DNS cache pollution protection is enabled by default in Windows 2000 SP3 and later.
DNS cache pollution protection is enabled by default in Windows Server 2003. In Windows 2003 DNS the registry key setting does not exist, however the setting is enabled by default. Within a command window you can check the current setting by running the following command:
Dnscmd /Info /SecureResponses
For additional information about how to enable DNS cache pollution protection in Windows NT 4.0 or Windows 2000, click the article number below
to view the article in the Microsoft Knowledge Base:
241352 How to Prevent DNS Cache Pollution
Example of Cache Pollution Protection
The DNS server receives this response to a query that is sent to a name server for example.com:
question: www.example.com A
answer: no records
auth: example.com NS ns.isp.com
additional: ns.isp.com A 1.2.3.4
The DNS server always caches the NS record in this response because it is for a name that is within the authority of the DNS server it was received from.

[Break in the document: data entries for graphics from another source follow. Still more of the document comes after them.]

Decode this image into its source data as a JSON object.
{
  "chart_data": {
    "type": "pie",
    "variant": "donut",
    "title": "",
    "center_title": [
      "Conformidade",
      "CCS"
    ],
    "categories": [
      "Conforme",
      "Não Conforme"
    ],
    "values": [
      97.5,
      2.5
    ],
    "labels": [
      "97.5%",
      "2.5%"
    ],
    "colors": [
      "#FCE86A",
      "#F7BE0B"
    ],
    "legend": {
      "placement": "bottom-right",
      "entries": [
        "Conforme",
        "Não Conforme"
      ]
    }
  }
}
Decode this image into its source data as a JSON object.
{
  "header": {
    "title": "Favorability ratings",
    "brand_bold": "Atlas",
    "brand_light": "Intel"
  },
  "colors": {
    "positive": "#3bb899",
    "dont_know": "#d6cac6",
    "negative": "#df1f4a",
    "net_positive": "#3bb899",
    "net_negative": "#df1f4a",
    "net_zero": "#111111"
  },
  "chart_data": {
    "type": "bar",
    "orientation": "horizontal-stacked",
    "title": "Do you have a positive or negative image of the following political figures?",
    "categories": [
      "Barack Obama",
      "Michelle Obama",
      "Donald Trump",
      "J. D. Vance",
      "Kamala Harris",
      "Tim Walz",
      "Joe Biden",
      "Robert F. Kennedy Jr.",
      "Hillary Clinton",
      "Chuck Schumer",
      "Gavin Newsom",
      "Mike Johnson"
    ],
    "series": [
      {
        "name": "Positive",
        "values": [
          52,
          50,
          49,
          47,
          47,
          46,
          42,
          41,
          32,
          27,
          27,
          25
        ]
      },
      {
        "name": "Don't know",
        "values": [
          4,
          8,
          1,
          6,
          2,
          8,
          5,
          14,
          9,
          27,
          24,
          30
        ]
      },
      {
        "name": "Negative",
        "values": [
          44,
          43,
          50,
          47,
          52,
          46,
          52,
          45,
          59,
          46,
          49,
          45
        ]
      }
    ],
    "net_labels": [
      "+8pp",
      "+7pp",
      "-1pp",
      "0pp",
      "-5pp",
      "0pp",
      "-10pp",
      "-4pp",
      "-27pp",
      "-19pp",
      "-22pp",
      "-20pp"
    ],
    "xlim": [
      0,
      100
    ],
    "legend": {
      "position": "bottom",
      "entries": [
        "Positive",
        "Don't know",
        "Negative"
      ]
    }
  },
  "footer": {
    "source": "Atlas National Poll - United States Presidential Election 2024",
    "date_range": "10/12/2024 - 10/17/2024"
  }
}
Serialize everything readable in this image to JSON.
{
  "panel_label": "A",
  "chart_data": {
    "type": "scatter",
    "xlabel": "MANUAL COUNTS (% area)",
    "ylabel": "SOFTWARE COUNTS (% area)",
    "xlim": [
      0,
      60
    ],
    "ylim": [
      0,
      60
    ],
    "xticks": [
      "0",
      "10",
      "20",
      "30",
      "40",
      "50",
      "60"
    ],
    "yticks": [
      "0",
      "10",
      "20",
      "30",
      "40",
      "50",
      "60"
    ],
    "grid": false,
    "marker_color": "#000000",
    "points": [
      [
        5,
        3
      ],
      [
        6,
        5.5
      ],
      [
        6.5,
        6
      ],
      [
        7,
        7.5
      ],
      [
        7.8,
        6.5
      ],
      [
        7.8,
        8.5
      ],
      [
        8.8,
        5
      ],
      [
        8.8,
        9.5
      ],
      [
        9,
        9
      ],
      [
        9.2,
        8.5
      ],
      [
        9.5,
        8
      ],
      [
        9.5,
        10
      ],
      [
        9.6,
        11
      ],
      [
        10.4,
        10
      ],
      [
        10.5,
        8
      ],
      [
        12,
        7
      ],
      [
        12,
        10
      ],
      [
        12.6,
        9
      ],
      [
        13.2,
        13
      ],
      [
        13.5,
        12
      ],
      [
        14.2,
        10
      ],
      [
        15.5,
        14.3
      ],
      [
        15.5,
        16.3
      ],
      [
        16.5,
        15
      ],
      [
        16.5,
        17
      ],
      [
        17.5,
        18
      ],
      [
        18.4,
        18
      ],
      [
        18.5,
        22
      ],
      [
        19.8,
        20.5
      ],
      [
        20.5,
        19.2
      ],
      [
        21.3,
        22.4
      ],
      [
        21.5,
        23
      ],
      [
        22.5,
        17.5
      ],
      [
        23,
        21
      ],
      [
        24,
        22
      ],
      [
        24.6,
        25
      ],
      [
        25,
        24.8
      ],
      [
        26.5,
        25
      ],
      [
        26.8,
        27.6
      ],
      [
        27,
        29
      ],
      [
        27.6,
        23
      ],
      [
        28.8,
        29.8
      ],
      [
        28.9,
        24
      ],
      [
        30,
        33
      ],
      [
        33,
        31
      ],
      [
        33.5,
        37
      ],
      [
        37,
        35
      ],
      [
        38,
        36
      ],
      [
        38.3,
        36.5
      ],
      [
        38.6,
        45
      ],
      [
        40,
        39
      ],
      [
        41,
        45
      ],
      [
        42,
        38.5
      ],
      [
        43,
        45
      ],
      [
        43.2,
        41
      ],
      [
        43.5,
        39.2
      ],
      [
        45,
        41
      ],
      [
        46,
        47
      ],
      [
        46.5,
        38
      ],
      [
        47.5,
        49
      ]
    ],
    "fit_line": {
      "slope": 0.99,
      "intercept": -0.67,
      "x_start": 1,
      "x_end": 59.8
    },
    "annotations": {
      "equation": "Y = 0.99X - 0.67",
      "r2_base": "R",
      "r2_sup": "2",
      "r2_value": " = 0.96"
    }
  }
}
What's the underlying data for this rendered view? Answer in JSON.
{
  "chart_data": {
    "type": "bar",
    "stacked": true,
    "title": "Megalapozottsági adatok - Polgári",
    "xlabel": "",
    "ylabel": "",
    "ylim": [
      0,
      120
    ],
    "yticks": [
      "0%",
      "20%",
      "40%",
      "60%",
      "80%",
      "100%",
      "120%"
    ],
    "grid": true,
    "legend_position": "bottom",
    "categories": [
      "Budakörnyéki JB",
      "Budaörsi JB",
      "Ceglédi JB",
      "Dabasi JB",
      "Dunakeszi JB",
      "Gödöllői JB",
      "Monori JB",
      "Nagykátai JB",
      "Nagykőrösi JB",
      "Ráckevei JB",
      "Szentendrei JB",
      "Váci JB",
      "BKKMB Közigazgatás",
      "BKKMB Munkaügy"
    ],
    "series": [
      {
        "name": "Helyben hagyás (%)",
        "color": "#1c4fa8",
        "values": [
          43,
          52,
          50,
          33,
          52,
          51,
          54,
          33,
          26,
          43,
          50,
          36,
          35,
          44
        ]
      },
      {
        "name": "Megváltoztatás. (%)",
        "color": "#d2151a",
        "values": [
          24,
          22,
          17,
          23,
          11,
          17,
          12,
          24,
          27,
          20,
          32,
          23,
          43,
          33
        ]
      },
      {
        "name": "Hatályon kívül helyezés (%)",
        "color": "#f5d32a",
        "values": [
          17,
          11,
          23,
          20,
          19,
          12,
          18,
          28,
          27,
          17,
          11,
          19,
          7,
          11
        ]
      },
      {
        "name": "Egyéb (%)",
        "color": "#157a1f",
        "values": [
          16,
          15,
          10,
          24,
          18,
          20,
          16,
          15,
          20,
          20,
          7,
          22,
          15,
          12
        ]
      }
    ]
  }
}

With cache pollution protection disabled, the A record is also cached. However with cache pollution protection enabled, the A record is ignored, and the DNS server initiates a cache update query to resolve the address of ns.isp.com. This is because the query was received from a name server for example.com, but ns.isp.com is outside the example.com domain. Although an extra DNS query is required to resolve the original query in this example, the results of the ns.isp.com query are cached so the impact should be minimal.
Another Example of Cache Pollution Protection
The DNS server receives this response to a query that is sent to a name server for example.com:
question: www.example.com A
answer: no records
auth: microsoft.com NS ns.isp.com
additional: ns.isp.com A 1.2.3.4
With cache pollution protection disabled, the attacker's NS record for microsoft.com is cached, which causes name resolution to fail or be hijacked for subsequent queries for names that are in the microsoft.com domain. With cache pollution protection enabled, both the NS record and the A record in this response are ignored because they are both for names outside example.com.